Un Équatorien rafle le Giro

VÉRONE — Richard Carapaz a raflé la mise : il est devenu dimanche à Vérone le premier Équatorien, le deuxième coureur sud-américain à gagner le Giro, après la 21e étape d’une course qu’il avait abordée dans l’ombre des leaders.

Sa 36place au contre-la-montre final gagné par l’Américain Chad Haga, pianiste à ses heures, a valeur d’anecdote. Carapaz, passé de lieutenant à chef de file de l’équipe Movistar, a dominé la seconde moitié de course, dans la montagne, pour conquérir le maillot rose, à sa troisième saison pleine dans le peloton professionnel.

«On a sans doute commis l’erreur de lui laisser trop d’espace», a reconnu avant les dernières étapes de montagne l’Italien Vincenzo Nibali, deuxième au classement final à 1 min 5 s. Deux fois vainqueur du Giro, le «Requin» s’est fixé jusqu’à l’obsession sur le Slovène Primoz Roglic, devenu le favori numéro un après sa flambée du début de saison (et de Giro).

L’abandon du lauréat 2017, le Néerlandais Tom Dumoulin, après une chute dans la première semaine, l’absence du vainqueur sortant, le Britannique Chris Froome, ont éclairci les rangs des favoris.

Carapaz, qui était sous-estimé malgré sa quatrième place de l’année passée, est resté longtemps en retrait d’autant qu’il avait perdu du temps à cause d’un incident mécanique dans la troisième étape.

L’échec de Landa

Le coureur des hauts plateaux, né aux confins de l’Équateur et de la Colombie à près de 3000 mètres d’altitude, a comblé son retard jusqu’à son coup de force de Courmayeur, son attaque sur le difficile San Carlo dont Nibali et Roglic se sont à tort désintéressés. Maillot rose à huit jours de l’arrivée, il a ensuite contrôlé la situation.

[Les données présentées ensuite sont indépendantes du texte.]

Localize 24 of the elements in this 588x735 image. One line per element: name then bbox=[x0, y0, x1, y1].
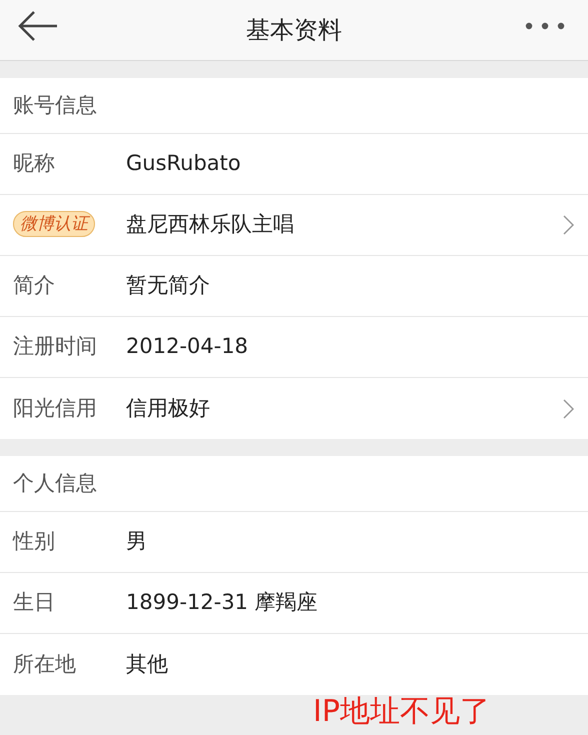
more-icon[interactable] bbox=[525, 22, 565, 30]
back-arrow-icon[interactable] bbox=[17, 10, 59, 42]
field-value: 男 bbox=[126, 528, 148, 556]
field-label: 生日 bbox=[13, 589, 56, 616]
field-label: 注册时间 bbox=[13, 333, 98, 360]
page-title: 基本资料 bbox=[246, 15, 342, 46]
field-value: 其他 bbox=[126, 650, 169, 678]
chevron-icon[interactable] bbox=[563, 398, 574, 418]
field-label: 性别 bbox=[13, 528, 56, 556]
field-value: 2012-04-18 bbox=[126, 333, 250, 360]
field-label: 阳光信用 bbox=[13, 394, 98, 422]
chevron-icon[interactable] bbox=[563, 215, 574, 235]
field-value: GusRubato bbox=[126, 150, 242, 178]
field-value: 信用极好 bbox=[126, 394, 211, 422]
field-label: 昵称 bbox=[13, 150, 56, 178]
section-title: 账号信息 bbox=[13, 92, 97, 119]
section-title: 个人信息 bbox=[13, 470, 97, 497]
field-value: 盘尼西林乐队主唱 bbox=[126, 211, 295, 238]
field-value: 暂无简介 bbox=[126, 272, 211, 300]
verified-badge: 微博认证 bbox=[13, 211, 95, 238]
field-label: 所在地 bbox=[13, 650, 77, 678]
field-label: 简介 bbox=[13, 272, 56, 300]
annotation-text: IP地址不见了 bbox=[313, 694, 490, 729]
field-value: 1899-12-31 摩羯座 bbox=[126, 589, 319, 616]
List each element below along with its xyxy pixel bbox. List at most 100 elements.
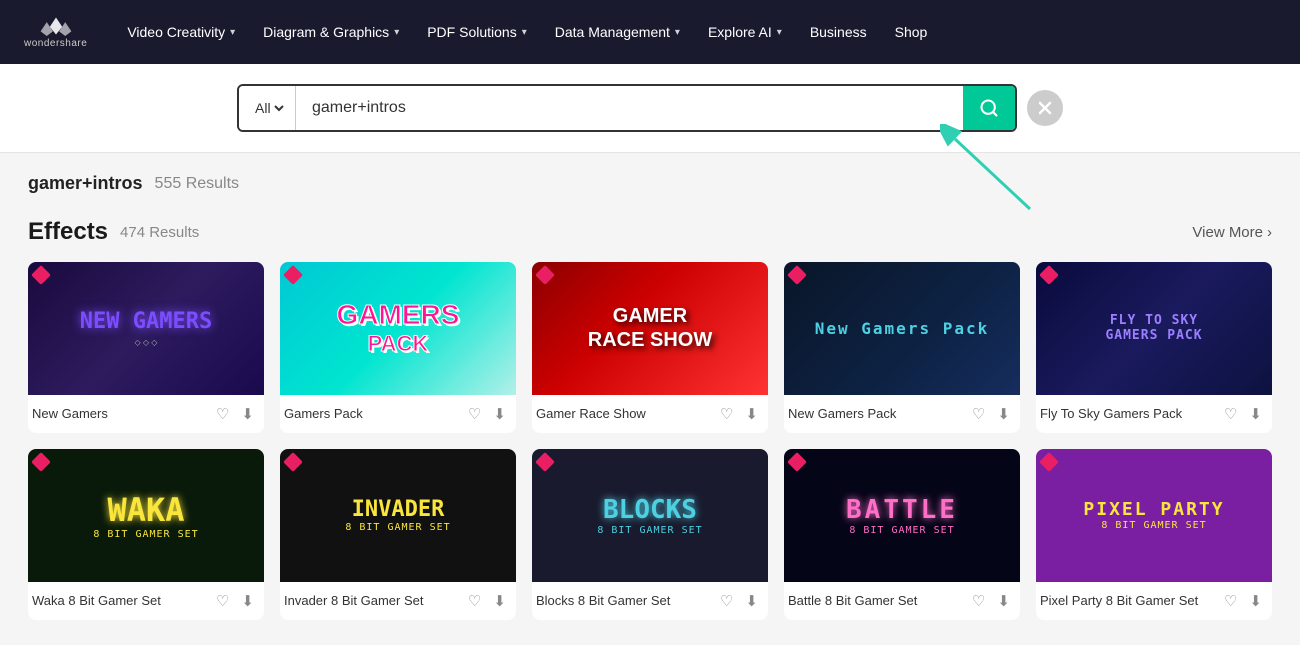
navbar: wondershare Video Creativity ▾ Diagram &… bbox=[0, 0, 1300, 64]
premium-icon bbox=[1039, 265, 1059, 285]
chevron-down-icon: ▾ bbox=[230, 27, 235, 38]
premium-icon bbox=[31, 452, 51, 472]
chevron-right-icon: › bbox=[1267, 224, 1272, 241]
card-download-button[interactable]: ⬇ bbox=[995, 403, 1012, 425]
search-filter-select[interactable]: All bbox=[251, 99, 287, 117]
card-fly-to-sky-gamers-pack[interactable]: FLY TO SKYGAMERS PACK Fly To Sky Gamers … bbox=[1036, 262, 1272, 433]
effects-section-title: Effects bbox=[28, 218, 108, 246]
nav-item-business[interactable]: Business bbox=[798, 16, 879, 48]
card-title-row: Gamers Pack ♡ ⬇ bbox=[280, 395, 516, 433]
chevron-down-icon: ▾ bbox=[522, 27, 527, 38]
card-like-button[interactable]: ♡ bbox=[970, 590, 987, 612]
card-download-button[interactable]: ⬇ bbox=[743, 403, 760, 425]
card-actions: ♡ ⬇ bbox=[970, 403, 1012, 425]
card-battle[interactable]: BATTLE 8 BIT GAMER SET Battle 8 Bit Game… bbox=[784, 449, 1020, 620]
nav-item-shop[interactable]: Shop bbox=[883, 16, 940, 48]
card-title: Blocks 8 Bit Gamer Set bbox=[536, 593, 670, 608]
card-like-button[interactable]: ♡ bbox=[214, 403, 231, 425]
card-thumbnail: INVADER 8 BIT GAMER SET bbox=[280, 449, 516, 582]
premium-icon bbox=[787, 265, 807, 285]
card-title-row: New Gamers Pack ♡ ⬇ bbox=[784, 395, 1020, 433]
card-like-button[interactable]: ♡ bbox=[466, 403, 483, 425]
card-title-row: Fly To Sky Gamers Pack ♡ ⬇ bbox=[1036, 395, 1272, 433]
card-waka[interactable]: WAKA 8 BIT GAMER SET Waka 8 Bit Gamer Se… bbox=[28, 449, 264, 620]
card-download-button[interactable]: ⬇ bbox=[239, 403, 256, 425]
view-more-button[interactable]: View More › bbox=[1192, 224, 1272, 241]
logo[interactable]: wondershare bbox=[24, 16, 87, 49]
effects-title-wrap: Effects 474 Results bbox=[28, 218, 199, 246]
card-like-button[interactable]: ♡ bbox=[1222, 403, 1239, 425]
card-download-button[interactable]: ⬇ bbox=[995, 590, 1012, 612]
card-new-gamers[interactable]: NEW GAMERS ◇ ◇ ◇ New Gamers ♡ ⬇ bbox=[28, 262, 264, 433]
card-title: Battle 8 Bit Gamer Set bbox=[788, 593, 917, 608]
card-like-button[interactable]: ♡ bbox=[718, 403, 735, 425]
logo-text: wondershare bbox=[24, 38, 87, 49]
search-results-header: gamer+intros 555 Results bbox=[28, 173, 1272, 194]
effects-section-header: Effects 474 Results View More › bbox=[28, 218, 1272, 246]
card-like-button[interactable]: ♡ bbox=[466, 590, 483, 612]
card-thumbnail: New Gamers Pack bbox=[784, 262, 1020, 395]
premium-icon bbox=[283, 452, 303, 472]
search-input[interactable] bbox=[296, 86, 963, 130]
nav-item-pdf-solutions[interactable]: PDF Solutions ▾ bbox=[415, 16, 539, 48]
card-actions: ♡ ⬇ bbox=[970, 590, 1012, 612]
card-title-row: Waka 8 Bit Gamer Set ♡ ⬇ bbox=[28, 582, 264, 620]
card-like-button[interactable]: ♡ bbox=[214, 590, 231, 612]
premium-icon bbox=[31, 265, 51, 285]
card-new-gamers-pack[interactable]: New Gamers Pack New Gamers Pack ♡ ⬇ bbox=[784, 262, 1020, 433]
card-title: Gamers Pack bbox=[284, 406, 363, 421]
card-like-button[interactable]: ♡ bbox=[970, 403, 987, 425]
card-download-button[interactable]: ⬇ bbox=[239, 590, 256, 612]
nav-item-video-creativity[interactable]: Video Creativity ▾ bbox=[115, 16, 247, 48]
card-thumbnail: BLOCKS 8 BIT GAMER SET bbox=[532, 449, 768, 582]
nav-item-data-management[interactable]: Data Management ▾ bbox=[543, 16, 692, 48]
effects-section: Effects 474 Results View More › NEW GAME… bbox=[28, 218, 1272, 620]
search-results-count: 555 Results bbox=[155, 175, 240, 193]
card-download-button[interactable]: ⬇ bbox=[1247, 590, 1264, 612]
card-download-button[interactable]: ⬇ bbox=[491, 590, 508, 612]
card-download-button[interactable]: ⬇ bbox=[743, 590, 760, 612]
card-actions: ♡ ⬇ bbox=[214, 590, 256, 612]
card-thumbnail: PIXEL PARTY 8 BIT GAMER SET bbox=[1036, 449, 1272, 582]
card-title: New Gamers bbox=[32, 406, 108, 421]
card-actions: ♡ ⬇ bbox=[466, 590, 508, 612]
card-title: New Gamers Pack bbox=[788, 406, 896, 421]
search-bar: All bbox=[237, 84, 1017, 132]
card-title: Pixel Party 8 Bit Gamer Set bbox=[1040, 593, 1198, 608]
card-title: Waka 8 Bit Gamer Set bbox=[32, 593, 161, 608]
premium-icon bbox=[535, 452, 555, 472]
card-like-button[interactable]: ♡ bbox=[718, 590, 735, 612]
card-actions: ♡ ⬇ bbox=[718, 403, 760, 425]
card-actions: ♡ ⬇ bbox=[718, 590, 760, 612]
chevron-down-icon: ▾ bbox=[675, 27, 680, 38]
premium-icon bbox=[1039, 452, 1059, 472]
nav-items: Video Creativity ▾ Diagram & Graphics ▾ … bbox=[115, 16, 1276, 48]
card-download-button[interactable]: ⬇ bbox=[491, 403, 508, 425]
search-clear-button[interactable] bbox=[1027, 90, 1063, 126]
card-title-row: Blocks 8 Bit Gamer Set ♡ ⬇ bbox=[532, 582, 768, 620]
card-thumbnail: BATTLE 8 BIT GAMER SET bbox=[784, 449, 1020, 582]
card-title-row: Pixel Party 8 Bit Gamer Set ♡ ⬇ bbox=[1036, 582, 1272, 620]
nav-item-diagram-graphics[interactable]: Diagram & Graphics ▾ bbox=[251, 16, 411, 48]
card-invader[interactable]: INVADER 8 BIT GAMER SET Invader 8 Bit Ga… bbox=[280, 449, 516, 620]
card-gamer-race-show[interactable]: GAMERRACE SHOW Gamer Race Show ♡ ⬇ bbox=[532, 262, 768, 433]
card-actions: ♡ ⬇ bbox=[214, 403, 256, 425]
card-blocks[interactable]: BLOCKS 8 BIT GAMER SET Blocks 8 Bit Game… bbox=[532, 449, 768, 620]
premium-icon bbox=[283, 265, 303, 285]
premium-icon bbox=[787, 452, 807, 472]
card-pixel-party[interactable]: PIXEL PARTY 8 BIT GAMER SET Pixel Party … bbox=[1036, 449, 1272, 620]
card-title-row: Invader 8 Bit Gamer Set ♡ ⬇ bbox=[280, 582, 516, 620]
card-like-button[interactable]: ♡ bbox=[1222, 590, 1239, 612]
search-button[interactable] bbox=[963, 86, 1015, 130]
card-title: Invader 8 Bit Gamer Set bbox=[284, 593, 423, 608]
card-title: Gamer Race Show bbox=[536, 406, 646, 421]
card-gamers-pack[interactable]: GAMERS PACK Gamers Pack ♡ ⬇ bbox=[280, 262, 516, 433]
card-download-button[interactable]: ⬇ bbox=[1247, 403, 1264, 425]
main-content: gamer+intros 555 Results Effects 474 Res… bbox=[0, 153, 1300, 640]
chevron-down-icon: ▾ bbox=[777, 27, 782, 38]
nav-item-explore-ai[interactable]: Explore AI ▾ bbox=[696, 16, 794, 48]
search-section: All bbox=[0, 64, 1300, 153]
close-icon bbox=[1038, 101, 1052, 115]
card-actions: ♡ ⬇ bbox=[466, 403, 508, 425]
search-filter[interactable]: All bbox=[239, 86, 296, 130]
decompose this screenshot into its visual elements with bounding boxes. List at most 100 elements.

«L’équipe a mérité 10 sur 10», a souligné le vainqueur du Giro, qui a dû justifier son statut dans sa propre formation (déjà victorieuse en 2014 avec le Colombien Nairo Quintana). À cause de la présence de l’Espagnol Mikel Landa, leader au départ de Bologne le 11 mai, mais relégué à l’arrière après sa contre-performance dans le chrono de Saint-Marin.

Landa, censé être «le plus fort en montagne», de l’avis de ses adversaires, a échoué une nouvelle fois. Le grimpeur basque a perdu sa troisième place dans le contre-la-montre de Vérone au profit de Roglic, qui a accédé pour la première fois au podium d’un grand tour. Une consolation pour le rouleur slovène vainqueur des deux premiers contre-la-montre du Giro mais devancé par Nibali dans le dernier.

Carapaz n’a donné aucun signe de faiblesse. Il a été soutenu jusqu’au bout par son équipe, avec laquelle son contrat se termine en fin d’année. À 26 ans, il a intégré le cercle — désormais élargi à neuf coureurs — des vainqueurs de grands tours en activité et fait l’objet, paraît-il, des convoitises de la puissante formation Ineos (anciennement Sky).